If anything, it feels more likely that the digital funding hokey-cokey will pick up speed.
The NHS is living in an environment in which it is constantly promised and then denied funding, to the point where organisations are reluctant to spend strategically when funding does arrive, for fear it will vanish again in future years
And, in this environment, the advisory board suggested health tech vendors need to help potential customers by finding alternative sources of funding, such as research, or making use of the data in IT systems.
Or they need to find partners that can deliver change across care pathways and release genuine efficiency savings that can be reinvested despite the turmoil that surrounds them.
On the last point, Kinnear argued that if there is any upside to the current situation, it is that things are so bad that change is an absolute necessity.
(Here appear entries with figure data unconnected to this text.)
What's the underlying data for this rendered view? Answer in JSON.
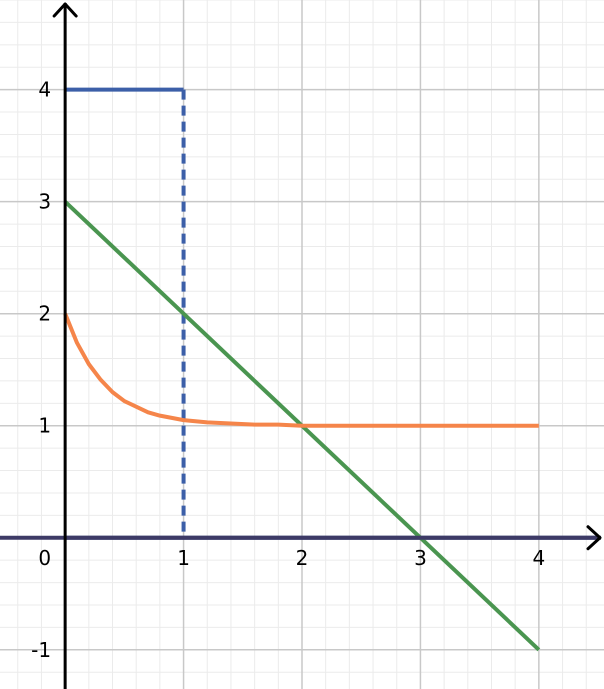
{
  "colors": {
    "background": "#ffffff",
    "grid_major": "#c8c8c8",
    "grid_minor": "#ebebeb",
    "axis": "#000000",
    "x_axis_line": "#3d3a66"
  },
  "chart_data": {
    "type": "line",
    "title": "",
    "xlabel": "",
    "ylabel": "",
    "xlim": [
      -0.55,
      4.55
    ],
    "ylim": [
      -1.35,
      4.8
    ],
    "grid": true,
    "legend": "none",
    "x_ticks": [
      0,
      1,
      2,
      3,
      4
    ],
    "x_tick_labels": [
      "0",
      "1",
      "2",
      "3",
      "4"
    ],
    "y_ticks": [
      -1,
      1,
      2,
      3,
      4
    ],
    "y_tick_labels": [
      "-1",
      "1",
      "2",
      "3",
      "4"
    ],
    "series": [
      {
        "color": "#3c5fa8",
        "style": "solid",
        "x": [
          0,
          1
        ],
        "y": [
          4,
          4
        ]
      },
      {
        "color": "#3c5fa8",
        "style": "dashed",
        "x": [
          1,
          1
        ],
        "y": [
          4,
          0
        ]
      },
      {
        "color": "#1f2f70",
        "style": "solid",
        "x": [
          0,
          4.5
        ],
        "y": [
          0,
          0
        ]
      },
      {
        "color": "#4a9550",
        "style": "solid",
        "x": [
          0,
          4
        ],
        "y": [
          3,
          -1
        ]
      },
      {
        "color": "#f5854a",
        "style": "solid",
        "x": [
          0,
          0.1,
          0.2,
          0.3,
          0.4,
          0.5,
          0.6,
          0.7,
          0.8,
          0.9,
          1.0,
          1.2,
          1.4,
          1.6,
          1.8,
          2.0,
          2.5,
          3.0,
          3.5,
          4.0
        ],
        "y": [
          2,
          1.74,
          1.55,
          1.41,
          1.3,
          1.22,
          1.17,
          1.12,
          1.09,
          1.07,
          1.05,
          1.03,
          1.02,
          1.01,
          1.01,
          1.0,
          1.0,
          1.0,
          1.0,
          1.0
        ]
      }
    ]
  }
}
“Perhaps services have to feel the pinch to make them work together and do things in a different way,” he said, suggesting that shared support organisations, infrastructure, and implementing the kind of self-serve technology that is common in retail and banking might be good places to start.
“The downside,” he continued, “is that if the financial pinch squeezes any harder it could start impacting on things that are mission critical.
“So, I’m torn between seeing positives for the long-term and negatives for this winter.
“And the big question is how we get from one to the other without putting lives at risk.”